# How to print transparent designs with an oki printer



## Ziga (Feb 26, 2018)

Hello, 
does anyone know how to print a transparent effect or a smoke effect, because when I try to do it I get a white toner behind it and it just doesn't look good.
Thanks


----------



## owleyes (Aug 10, 2017)

Ziga said:


> Hello,
> does anyone know how to print a transparent effect or a smoke effect, because when I try to do it I get a white toner behind it and it just doesn't look good.
> Thanks


I have an example, but can't seem to drop in an image. Do you know how?


----------



## Ziga (Feb 26, 2018)

Im sorry i cant find the button to attach a picture but when you reply you have to press go advanced and there should be a button somewhere. If you could I'd be grateful


----------



## owleyes (Aug 10, 2017)

Ziga said:


> Im sorry i cant find the button to attach a picture but when you reply you have to press go advanced and there should be a button somewhere. If you could I'd be grateful


Okay. I don't know if it'll help, but I'll give it a try later when I get back to my computer.


----------



## owleyes (Aug 10, 2017)

Ziga said:


> Im sorry i cant find the button to attach a picture but when you reply you have to press go advanced and there should be a button somewhere. If you could I'd be grateful


I see "Insert Image" which gives the option to link to a URL. Do you see a way to just add an image?


----------



## webtrekker (Jan 28, 2018)

owleyes said:


> Ziga said:
> 
> 
> > Im sorry i cant find the button to attach a picture but when you reply you have to press go advanced and there should be a button somewhere. If you could I'd be grateful
> ...


On a mobile, you'll see an attachment 'paperclip' at the top of the reply page. Just tap it and load your picture as an attachment.


----------



## owleyes (Aug 10, 2017)

Ziga said:


> Im sorry i cant find the button to attach a picture but when you reply you have to press go advanced and there should be a button somewhere. If you could I'd be grateful


I don't know if this is helpful at all, but I was also frustrated trying to print smoke. In my case, I lowered black levels, eliminating all but the thickest smoke. It ended up looking pretty good for my design.

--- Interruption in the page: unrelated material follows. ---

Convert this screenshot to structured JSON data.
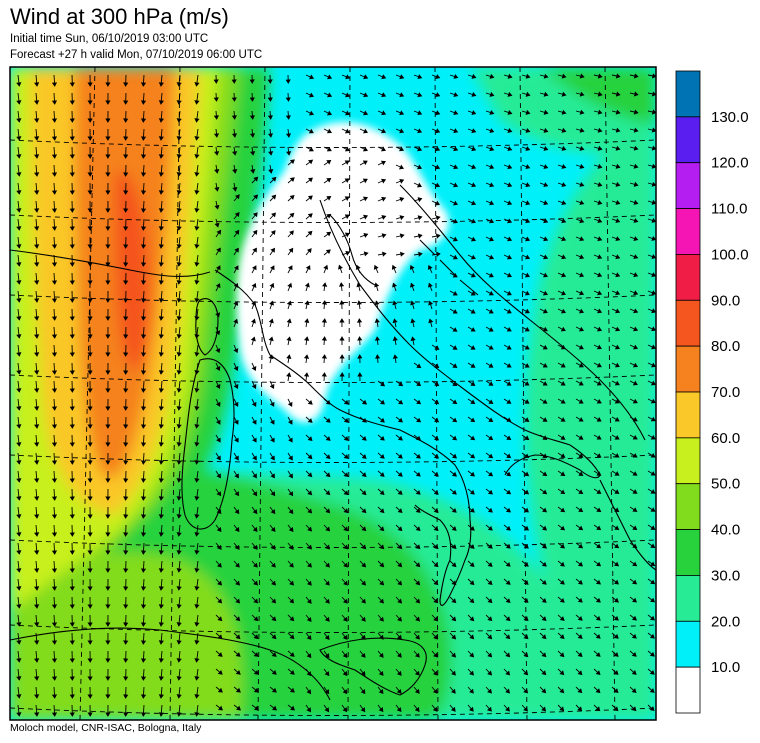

The problem is, there has to be white under every pixel, so a faint area will be "emboldened" by the white toner beneath it.


----------



## rockygehlot (Dec 3, 2018)

Hi,

Please, could you share your present printed sample?


----------



## Ziga (Feb 26, 2018)

Ok so you are having the same problem as me under the smoke affect there is clearly a white layer underneath


----------



## tfalk (Apr 3, 2008)

What paper are you using? Are you printing this through a RIP or directly from (which) some other program?


----------



## Ziga (Feb 26, 2018)

Well im printing directly from photoshop but i could use the rip trial maybe to test if the smoke affect works there? I am using the forever laser dark no cut paper


----------



## tfalk (Apr 3, 2008)

I ask because the RIP has an option to preserve partial transparency, I wonder if that would work for your image? If you want to send me the image, I can run it through the rip simulation and see if it makes a difference in the spot channel in the area of the smoke... send me a PM and I will reply with my email address.


----------